Remember Tripod.com? You know, back in the dinosaur age of the internets, when only the über-smart and curious intellectuals (read: nerds) were the ones who ventured into the land of dial-up? Yeah, I was there, and I’m pretty sure I had a “homepage” on Tripod.
Well the guy behind Tripod, it turns out, was a kid—Bo Peabody. After nursing Tripod as a pet project through college, he hired hippie programmers to wrangle the code that he himself didn’t know how to write. Supervised by his economics professor, Tripod.com began as a how-to site for-and-by college students. As soon as he unleashed the code monkeys, however, they transformed it into a publishing platform, allowing anyone with an Internet connection to create their own personal homepage.
Fast forward six years. Peabody sells his company to Lycos for a reported $58 million in stock. Rock on.
After selling his company, Peabody was often asked, “Were you lucky or were you smart?” His answer, in all its simplicity, captures the spirit of the entrepreneur and the strategist alike—”I was smart enough to realize I was getting lucky.”

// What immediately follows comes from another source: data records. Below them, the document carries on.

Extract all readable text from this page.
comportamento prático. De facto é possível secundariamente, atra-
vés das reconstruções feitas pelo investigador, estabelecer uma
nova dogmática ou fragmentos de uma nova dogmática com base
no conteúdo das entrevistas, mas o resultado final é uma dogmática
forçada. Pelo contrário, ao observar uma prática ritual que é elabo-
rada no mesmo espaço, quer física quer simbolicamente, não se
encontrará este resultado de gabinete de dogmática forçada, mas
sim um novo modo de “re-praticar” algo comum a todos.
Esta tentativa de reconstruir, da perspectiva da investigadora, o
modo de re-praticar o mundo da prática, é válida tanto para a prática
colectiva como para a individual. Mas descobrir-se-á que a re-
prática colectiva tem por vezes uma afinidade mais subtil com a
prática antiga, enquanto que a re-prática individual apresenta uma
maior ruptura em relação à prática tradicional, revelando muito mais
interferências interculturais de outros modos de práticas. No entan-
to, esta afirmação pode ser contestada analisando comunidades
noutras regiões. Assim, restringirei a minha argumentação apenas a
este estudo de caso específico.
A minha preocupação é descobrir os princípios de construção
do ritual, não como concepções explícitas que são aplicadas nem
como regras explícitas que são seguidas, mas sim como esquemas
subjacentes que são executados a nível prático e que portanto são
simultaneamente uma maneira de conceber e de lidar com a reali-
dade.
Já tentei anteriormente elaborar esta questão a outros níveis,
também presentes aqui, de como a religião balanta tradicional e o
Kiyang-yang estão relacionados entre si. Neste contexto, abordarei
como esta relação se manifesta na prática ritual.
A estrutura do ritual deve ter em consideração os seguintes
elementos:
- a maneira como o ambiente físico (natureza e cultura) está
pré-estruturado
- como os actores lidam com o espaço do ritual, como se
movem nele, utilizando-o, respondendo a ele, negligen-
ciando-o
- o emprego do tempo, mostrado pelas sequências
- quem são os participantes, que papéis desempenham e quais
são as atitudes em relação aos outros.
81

The more I think about it, the more I realize the profundity of this statement. It takes a certain degree of awareness and intuition—you know, the kind of stuff they don’t teach you in school—to realize you are getting lucky. And it takes another kind of sixth-sense to know what to do with your luck. (Think about the stereotypical lottery winner that goes bankrupt in six months.)
Entrepreneurs are B-students
It was interesting to me how much Peabody wrote about the difference between B-students and A-students. For him, A-students will end up being managers; they are good at following directions and working on a certain task for a long time. By contrast, B-students are made to be entrepreneurs, they know a little bit about a lot of different things and they get distracted easily.

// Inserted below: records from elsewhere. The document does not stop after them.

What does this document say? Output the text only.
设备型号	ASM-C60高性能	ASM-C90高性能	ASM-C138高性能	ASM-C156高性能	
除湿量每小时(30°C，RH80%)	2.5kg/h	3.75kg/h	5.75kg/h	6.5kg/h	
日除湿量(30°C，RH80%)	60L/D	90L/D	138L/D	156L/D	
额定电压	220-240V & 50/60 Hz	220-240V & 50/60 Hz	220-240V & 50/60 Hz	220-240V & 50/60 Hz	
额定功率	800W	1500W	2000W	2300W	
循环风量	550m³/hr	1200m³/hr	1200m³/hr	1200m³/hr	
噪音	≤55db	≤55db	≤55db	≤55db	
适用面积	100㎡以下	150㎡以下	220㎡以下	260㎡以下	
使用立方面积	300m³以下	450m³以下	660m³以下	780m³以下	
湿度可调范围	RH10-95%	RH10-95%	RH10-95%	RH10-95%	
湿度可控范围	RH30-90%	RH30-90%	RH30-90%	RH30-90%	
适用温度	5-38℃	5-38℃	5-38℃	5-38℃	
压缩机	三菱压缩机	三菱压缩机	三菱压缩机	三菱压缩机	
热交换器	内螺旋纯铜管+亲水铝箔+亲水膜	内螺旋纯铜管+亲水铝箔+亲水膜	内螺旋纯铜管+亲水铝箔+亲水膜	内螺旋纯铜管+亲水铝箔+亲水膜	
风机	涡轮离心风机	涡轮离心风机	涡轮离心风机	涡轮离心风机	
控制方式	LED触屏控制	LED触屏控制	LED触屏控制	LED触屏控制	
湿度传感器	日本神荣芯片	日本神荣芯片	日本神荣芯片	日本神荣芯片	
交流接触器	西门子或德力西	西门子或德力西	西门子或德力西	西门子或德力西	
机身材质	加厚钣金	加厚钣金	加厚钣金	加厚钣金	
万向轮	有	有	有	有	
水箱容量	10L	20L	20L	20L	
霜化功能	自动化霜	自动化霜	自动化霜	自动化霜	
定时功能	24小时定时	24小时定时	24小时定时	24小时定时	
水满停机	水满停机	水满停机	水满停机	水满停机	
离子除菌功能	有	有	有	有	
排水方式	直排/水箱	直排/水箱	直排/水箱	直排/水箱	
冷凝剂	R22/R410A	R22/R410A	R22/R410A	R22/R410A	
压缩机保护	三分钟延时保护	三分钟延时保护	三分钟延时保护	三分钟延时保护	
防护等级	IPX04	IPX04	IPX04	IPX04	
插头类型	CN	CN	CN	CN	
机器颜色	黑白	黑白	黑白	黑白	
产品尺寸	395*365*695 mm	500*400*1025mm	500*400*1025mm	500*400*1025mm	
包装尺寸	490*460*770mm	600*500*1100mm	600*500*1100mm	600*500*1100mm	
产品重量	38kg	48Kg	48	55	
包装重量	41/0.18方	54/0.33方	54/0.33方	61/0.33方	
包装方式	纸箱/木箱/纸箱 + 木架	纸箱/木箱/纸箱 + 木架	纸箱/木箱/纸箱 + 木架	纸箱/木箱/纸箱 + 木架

I’ve thought about this dichotomy. I typically get B’s (and occasionally C’s), but if I really want to I could get A’s in all my classes. (I know, that sounds like a cliché—but I really could, I’ve done it many times before.) But the thing is, in a typical classroom setting, you can only learn as fast as the dumbest kid in the class. Sad to say, but I believe it to be true. I also have the typical entrepreneurial ADD—after only so long in a subject, I get bored. In my own self-education, I jump from reading philosophy to nutrition to travel books. Next up—chemistry. I think this allows me to draw parallels from one discipline to the next. For example, a concept from chemistry might help me understand a philosophical concept. Or I could be full of shit, I really don’t know.
I was smart enough to realize I was getting lucky.
—Bo Peabody, Lucky or Smart
Maybe this ADD is just an excuse for lack of discipline. I don’t have any evidence for this but I truly believe learning about multiple subjects helps you internalize one subject while you learn about the other. I also think that studying one subject intensely for a short period of time (say, 2-4 weeks) beats learning every subject at once.
And this is exactly what an entrepreneur must do. If there is a problem in product distribution, he must spend a short time learning about the problem and then finding a solution (or finding the right guy to find the solution). But I really don’t think this is being entrepreneurial; I think it’s just being resourceful. Any profession worthwhile could use a little bit of resourcefulness.
Moral?—Self-educate, and read Lucky or Smart.
Final Rating: 3/5 stars
At only 58 pages, this book made for a very quick read. Peabody’s writing voice is very casual and quick—often witty and humorous at times. For any entrepreneur, Lucky or Smart will give you a fantastic insight into the inner workings of the mind of an entrepreneur.